Brief Bioinform. 2024 May 23;25(4). doi: 10.1093/bib/bbae290.
Large sample datasets have been regarded as the primary basis for innovative discoveries and the solution to missing heritability in genome-wide association studies. However, their computational complexity cannot consider all comprehensive effects and all polygenic backgrounds, which reduces the effectiveness of large datasets. To address these challenges, we included all effects and polygenic backgrounds in a mixed logistic model for binary traits and compressed four variance components into two. The compressed model combined three computational algorithms to develop an innovative method, called FastBiCmrMLM, for large data analysis. These algorithms were tailored to sample size, computational speed, and reduced memory requirements. To mine additional genes, linkage disequilibrium markers were replaced by bin-based haplotypes, which are analyzed by FastBiCmrMLM, named FastBiCmrMLM-Hap. Simulation studies highlighted the superiority of FastBiCmrMLM over GMMAT, SAIGE and fastGWA-GLMM in identifying dominant, small α (allele substitution effect), and rare variants. In the UK Biobank-scale dataset, we demonstrated that FastBiCmrMLM could detect variants as small as 0.03% and with α ≈ 0. In re-analyses of seven diseases in the WTCCC datasets, 29 candidate genes, with both functional and TWAS evidence, around 36 variants identified only by the new methods, strongly validated the new methods. These methods offer a new way to decipher the genetic architecture of binary traits and address the challenges outlined above.
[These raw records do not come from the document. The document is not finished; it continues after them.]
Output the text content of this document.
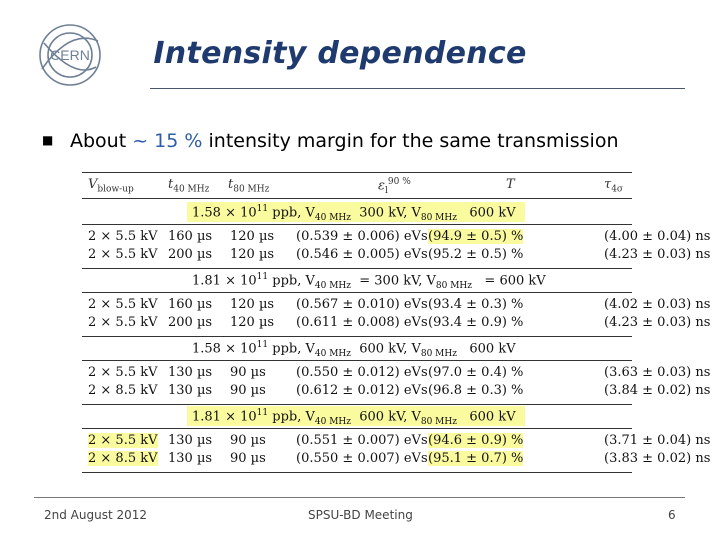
CERN	Intensity dependence
■ About ~ 15 % intensity margin for the same transmission
$V_{blow-up}$	$t_{40 MHz}$ $t_{80 MHz}$	$\varepsilon_l^{90 \%}$	T	$\tau_{4\sigma}$
$1.58 \times 10^{11}$ ppb, $V_{40 MHz}$ 300 kV, $V_{80 MHz}$ 600 kV
2 × 5.5 kV 160 µs 120 µs (0.539 ± 0.006) eVs (94.9 ± 0.5) %	(4.00 ± 0.04) ns
2 × 5.5 kV 200 µs 120 µs (0.546 ± 0.005) eVs (95.2 ± 0.5) %	(4.23 ± 0.03) ns
$1.81 \times 10^{11}$ ppb, $V_{40 MHz} = 300$ kV, $V_{80 MHz} = 600$ kV
2 × 5.5 kV 160 µs 120 µs (0.567 ± 0.010) eVs (93.4 ± 0.3) %	(4.02 ± 0.03) ns
2 × 5.5 kV 200 µs 120 µs (0.611 ± 0.008) eVs (93.4 ± 0.9) %	(4.23 ± 0.03) ns
$1.58 \times 10^{11}$ ppb, $V_{40 MHz}$ 600 kV, $V_{80 MHz}$ 600 kV
2 × 5.5 kV 130 µs 90 µs (0.550 ± 0.012) eVs (97.0 ± 0.4) %	(3.63 ± 0.03) ns
2 × 8.5 kV 130 µs 90 µs (0.612 ± 0.012) eVs (96.8 ± 0.3) %	(3.84 ± 0.02) ns
$1.81 \times 10^{11}$ ppb, $V_{40 MHz}$ 600 kV, $V_{80 MHz}$ 600 kV
2 × 5.5 kV 130 µs 90 µs (0.551 ± 0.007) eVs (94.6 ± 0.9) %	(3.71 ± 0.04) ns
2 × 8.5 kV 130 µs 90 µs (0.550 ± 0.007) eVs (95.1 ± 0.7) %	(3.83 ± 0.02) ns
2nd August 2012	SPSU-BD Meeting	6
大样本数据集一直被视为创新发现的主要基础,也是解决全基因组关联研究中遗传缺失的方法。然而,它们的计算复杂性不能考虑所有的综合效应和多基因背景,这降低了大数据集的效果。为了解决这些挑战,我们在用于二项特征的混合逻辑模型中包含了所有的效应和多基因背景,并将四个方差分量压缩为两个。压缩模型结合了三种计算算法,开发了一种名为 FastBiCmrMLM 的创新方法,用于大规模数据分析。这些算法针对样本量、计算速度和减少内存需求进行了定制。为了挖掘更多的基因,连锁不平衡标记被基于 bin 的单倍型所取代,这些单倍型由 FastBiCmrMLM 进行分析,称为 FastBiCmrMLM-Hap。模拟研究强调了 FastBiCmrMLM 在识别显性、小 α(等位基因替换效应)和罕见变异方面优于 GMMAT、SAIGE 和 fastGWA-GLMM。在 UK Biobank 规模的数据集上,我们证明了 FastBiCmrMLM 可以检测到小至 0.03%的变异,且 α≈0。在对 WTCCC 数据集的七种疾病的重新分析中,有 29 个候选基因,它们既有功能证据,也有 TWAS 证据,大约 36 个仅由新方法识别的变异,强烈验证了新方法的有效性。这些方法为破译二项特征的遗传结构和解决上述挑战提供了一种新的方法。